Déclaration de M. Edouard Balladur, Premier ministre, sur le bilan de son action, sa méthode, la mise en oeuvre du programme de réformes pour la législature notamment en matière de lutte contre l'exclusion, Colmar le 23 septembre 1994.

Prononcé le

Intervenant(s) : 

Circonstance : Journées parlementaires du RPR, Colmar les 22 et 23 septembre 1994

Texte intégral

Heureux de me retrouver parmi vous. Nos convictions communes.

C'est une réunion importante : la dernière avant l'élection présidentielle, qui sera l'occasion de rendre compte au pays de l'œuvre accomplie, et de lui soumettre un projet qui tienne compte des résultats obtenus et prolonge les perspectives de notre action jusqu'à la fin du siècle.

Nous avons gagné en 1993.
  
Ensemble nous avons établi un programme de réformes pour la législature.

Nous l'avons mis en œuvre pendant deux ans.
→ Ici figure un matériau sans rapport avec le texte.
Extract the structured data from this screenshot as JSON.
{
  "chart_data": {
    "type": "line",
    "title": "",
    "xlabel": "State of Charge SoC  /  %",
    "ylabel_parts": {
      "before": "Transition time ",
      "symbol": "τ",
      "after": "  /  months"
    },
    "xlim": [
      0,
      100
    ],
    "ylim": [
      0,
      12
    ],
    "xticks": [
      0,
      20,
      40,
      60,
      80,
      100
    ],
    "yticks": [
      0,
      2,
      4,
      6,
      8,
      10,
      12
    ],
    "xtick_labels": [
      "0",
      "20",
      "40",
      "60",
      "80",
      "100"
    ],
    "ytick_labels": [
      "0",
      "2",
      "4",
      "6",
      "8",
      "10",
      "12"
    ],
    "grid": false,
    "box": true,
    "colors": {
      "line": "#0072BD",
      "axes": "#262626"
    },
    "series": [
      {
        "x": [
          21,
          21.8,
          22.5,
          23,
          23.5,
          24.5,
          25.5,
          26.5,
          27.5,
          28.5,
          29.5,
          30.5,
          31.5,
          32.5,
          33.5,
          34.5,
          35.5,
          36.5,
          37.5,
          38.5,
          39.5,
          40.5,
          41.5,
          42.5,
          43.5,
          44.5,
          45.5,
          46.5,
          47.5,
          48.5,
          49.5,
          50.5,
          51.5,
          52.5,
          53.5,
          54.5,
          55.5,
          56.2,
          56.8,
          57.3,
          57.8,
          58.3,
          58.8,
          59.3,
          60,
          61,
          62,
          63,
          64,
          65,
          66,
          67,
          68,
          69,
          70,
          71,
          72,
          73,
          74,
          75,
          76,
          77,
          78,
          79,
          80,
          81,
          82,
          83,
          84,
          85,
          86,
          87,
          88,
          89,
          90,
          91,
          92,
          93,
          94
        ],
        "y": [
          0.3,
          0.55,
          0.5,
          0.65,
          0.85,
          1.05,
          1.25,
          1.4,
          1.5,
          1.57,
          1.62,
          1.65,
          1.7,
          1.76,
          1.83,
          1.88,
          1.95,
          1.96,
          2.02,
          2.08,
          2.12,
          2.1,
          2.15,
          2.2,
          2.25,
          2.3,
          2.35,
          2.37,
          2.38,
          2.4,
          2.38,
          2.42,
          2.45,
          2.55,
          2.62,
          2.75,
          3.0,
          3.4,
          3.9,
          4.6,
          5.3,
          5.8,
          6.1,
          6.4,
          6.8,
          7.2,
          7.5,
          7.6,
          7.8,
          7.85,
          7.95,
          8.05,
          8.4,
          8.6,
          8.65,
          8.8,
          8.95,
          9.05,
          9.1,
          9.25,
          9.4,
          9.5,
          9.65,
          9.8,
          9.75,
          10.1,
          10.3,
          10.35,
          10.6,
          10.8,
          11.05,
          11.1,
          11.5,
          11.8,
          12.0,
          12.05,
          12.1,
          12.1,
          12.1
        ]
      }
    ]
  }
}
Déjà, la plupart des réformes sont accomplies.

Aujourd'hui, il faut faire le point :

– qu'avons-nous fait ?
– que reste-t-il à faire ?
– quelles nouvelles perspectives pour notre action ?

Quelle était la situation en 1993 ?

La pire depuis la guerre :

Déficit budgétaire de 340 milliards de francs, soit trois fois et demi celui que nous laissions en 1988.

Déficits sociaux explosifs :

– les retraites n'étaient plus garanties ;
– les contrats emplois solidarité n'étaient plus financés ;
– les dépenses de santé échappaient à tout contrôle.

La délinquance et l'insécurité se développaient rapidement.
  
L'immigration n'était pas réellement contrôlée.

Au-delà des chiffres, c'est le climat moral lui-même de notre pays qui s‘alourdissait.

Le chômage. Un jeune, arrivé aujourd'hui à l'âge adulte, a toujours entendu parler de la progression du chômage.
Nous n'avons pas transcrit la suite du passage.